Le 31 octobre dernier, cinq jeunes Bordelais sérieusement alcoolisés « empruntaient » un lama au cirque local le temps d’une virée en tramway. L’affaire a tourné au triomphe, les entreprises locales, jusqu’au comité départemental du tourisme du Gers, ayant récupéré l’animal pour se faire de la pub. Le propriétaire du cirque a même déposé la marque « Serge le lama » auprès de l’INPI et fait désormais tourner la bête comme les vedettes font des ménages. Star d’Internet le temps d’une sortie nocturne, Serge le lama est en route pour les Oscars.
Peut-être est-ce cette pauvre bête qui a donné aux carabins niçois l’idée de leur propre virée. En djellabas et keffiehs, armés jusqu’aux dents de fusils M16 et d’armes de poing (magnifiques répliques en métal), ils sont quatre à avoir semé la panique au service des urgences de l’hôpital Saint-Roch, mobilisant forces de police et pompiers tandis que le quartier était bouclé afin de circonscrire les terroristes.

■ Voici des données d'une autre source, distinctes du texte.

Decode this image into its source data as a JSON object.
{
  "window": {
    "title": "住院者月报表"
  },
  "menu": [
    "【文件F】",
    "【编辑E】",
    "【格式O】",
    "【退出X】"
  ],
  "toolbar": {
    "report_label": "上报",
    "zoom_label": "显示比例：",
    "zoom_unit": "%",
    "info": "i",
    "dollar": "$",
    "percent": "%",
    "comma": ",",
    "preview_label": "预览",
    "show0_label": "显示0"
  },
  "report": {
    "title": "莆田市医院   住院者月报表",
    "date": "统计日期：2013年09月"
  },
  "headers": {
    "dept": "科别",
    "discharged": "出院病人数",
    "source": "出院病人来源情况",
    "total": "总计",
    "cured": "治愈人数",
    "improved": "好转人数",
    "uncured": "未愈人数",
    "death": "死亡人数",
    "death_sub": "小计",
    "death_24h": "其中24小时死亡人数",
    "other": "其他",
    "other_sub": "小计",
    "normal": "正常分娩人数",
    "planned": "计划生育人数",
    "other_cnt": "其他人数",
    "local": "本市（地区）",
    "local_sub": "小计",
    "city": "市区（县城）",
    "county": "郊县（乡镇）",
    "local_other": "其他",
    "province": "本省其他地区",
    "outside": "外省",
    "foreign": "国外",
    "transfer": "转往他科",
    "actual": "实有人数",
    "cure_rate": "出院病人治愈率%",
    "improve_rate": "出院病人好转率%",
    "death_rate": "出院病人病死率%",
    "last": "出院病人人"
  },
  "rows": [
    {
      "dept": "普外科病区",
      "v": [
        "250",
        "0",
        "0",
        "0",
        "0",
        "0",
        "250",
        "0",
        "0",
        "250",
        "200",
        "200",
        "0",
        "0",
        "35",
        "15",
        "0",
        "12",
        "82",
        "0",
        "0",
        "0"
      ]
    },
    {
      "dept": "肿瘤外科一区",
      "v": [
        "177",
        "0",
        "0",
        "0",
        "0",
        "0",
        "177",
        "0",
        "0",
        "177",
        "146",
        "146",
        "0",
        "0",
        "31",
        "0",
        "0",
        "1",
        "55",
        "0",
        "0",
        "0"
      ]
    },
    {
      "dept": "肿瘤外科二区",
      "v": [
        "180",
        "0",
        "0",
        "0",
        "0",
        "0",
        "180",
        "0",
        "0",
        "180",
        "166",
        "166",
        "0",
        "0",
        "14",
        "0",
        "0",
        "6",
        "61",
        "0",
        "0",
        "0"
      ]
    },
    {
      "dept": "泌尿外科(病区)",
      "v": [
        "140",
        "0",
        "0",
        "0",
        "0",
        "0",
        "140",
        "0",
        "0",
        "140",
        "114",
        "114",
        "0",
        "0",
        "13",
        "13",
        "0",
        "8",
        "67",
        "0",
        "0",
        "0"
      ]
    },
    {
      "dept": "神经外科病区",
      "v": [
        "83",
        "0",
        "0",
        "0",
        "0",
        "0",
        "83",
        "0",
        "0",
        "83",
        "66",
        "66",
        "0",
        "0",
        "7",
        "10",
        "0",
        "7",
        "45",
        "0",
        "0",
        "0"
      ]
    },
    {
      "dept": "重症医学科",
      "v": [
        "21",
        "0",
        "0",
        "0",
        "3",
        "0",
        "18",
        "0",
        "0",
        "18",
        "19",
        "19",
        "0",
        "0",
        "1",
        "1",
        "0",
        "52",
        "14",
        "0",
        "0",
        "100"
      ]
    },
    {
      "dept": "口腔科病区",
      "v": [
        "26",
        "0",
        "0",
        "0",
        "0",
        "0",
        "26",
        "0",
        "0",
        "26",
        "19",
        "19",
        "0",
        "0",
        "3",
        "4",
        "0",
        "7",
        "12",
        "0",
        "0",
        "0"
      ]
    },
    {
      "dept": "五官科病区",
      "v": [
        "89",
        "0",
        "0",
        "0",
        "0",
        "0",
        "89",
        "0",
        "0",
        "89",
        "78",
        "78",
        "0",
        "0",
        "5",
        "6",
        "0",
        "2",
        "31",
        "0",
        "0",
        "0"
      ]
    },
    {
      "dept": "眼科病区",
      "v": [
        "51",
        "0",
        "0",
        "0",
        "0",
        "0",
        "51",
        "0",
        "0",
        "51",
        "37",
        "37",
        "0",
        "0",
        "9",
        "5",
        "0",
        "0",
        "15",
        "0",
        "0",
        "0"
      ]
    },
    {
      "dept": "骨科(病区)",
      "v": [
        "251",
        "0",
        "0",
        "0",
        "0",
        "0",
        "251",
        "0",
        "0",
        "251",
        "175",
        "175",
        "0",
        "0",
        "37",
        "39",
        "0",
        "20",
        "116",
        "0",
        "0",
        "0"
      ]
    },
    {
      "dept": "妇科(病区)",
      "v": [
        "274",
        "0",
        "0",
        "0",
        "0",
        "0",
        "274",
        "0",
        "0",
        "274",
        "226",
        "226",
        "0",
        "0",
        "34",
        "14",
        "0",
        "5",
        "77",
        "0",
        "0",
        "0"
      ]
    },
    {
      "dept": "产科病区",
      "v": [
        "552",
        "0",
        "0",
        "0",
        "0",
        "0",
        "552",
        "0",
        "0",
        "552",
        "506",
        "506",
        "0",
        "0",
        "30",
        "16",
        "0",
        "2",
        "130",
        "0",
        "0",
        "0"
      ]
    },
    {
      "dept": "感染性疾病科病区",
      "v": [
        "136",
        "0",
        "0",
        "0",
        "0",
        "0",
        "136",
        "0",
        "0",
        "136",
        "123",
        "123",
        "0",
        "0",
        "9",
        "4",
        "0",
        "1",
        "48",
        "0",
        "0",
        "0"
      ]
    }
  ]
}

Ces islamistes en carton-pâte étant tous en dernière année de fac dentaire, on invoque la « blague de carabins ». Comme les chansons du même nom, les blagues de carabins n’ont jamais été de très bon goût, genre « caca-bite-couille » voire pièces et morceaux prélevés en salle d’autopsie avant de finir dans le panier de la ménagère. Estampillées vulgaires, bêtes et méchantes, mais à ce degré de stupidité et d’inconséquence, c’est encore du jamais vu.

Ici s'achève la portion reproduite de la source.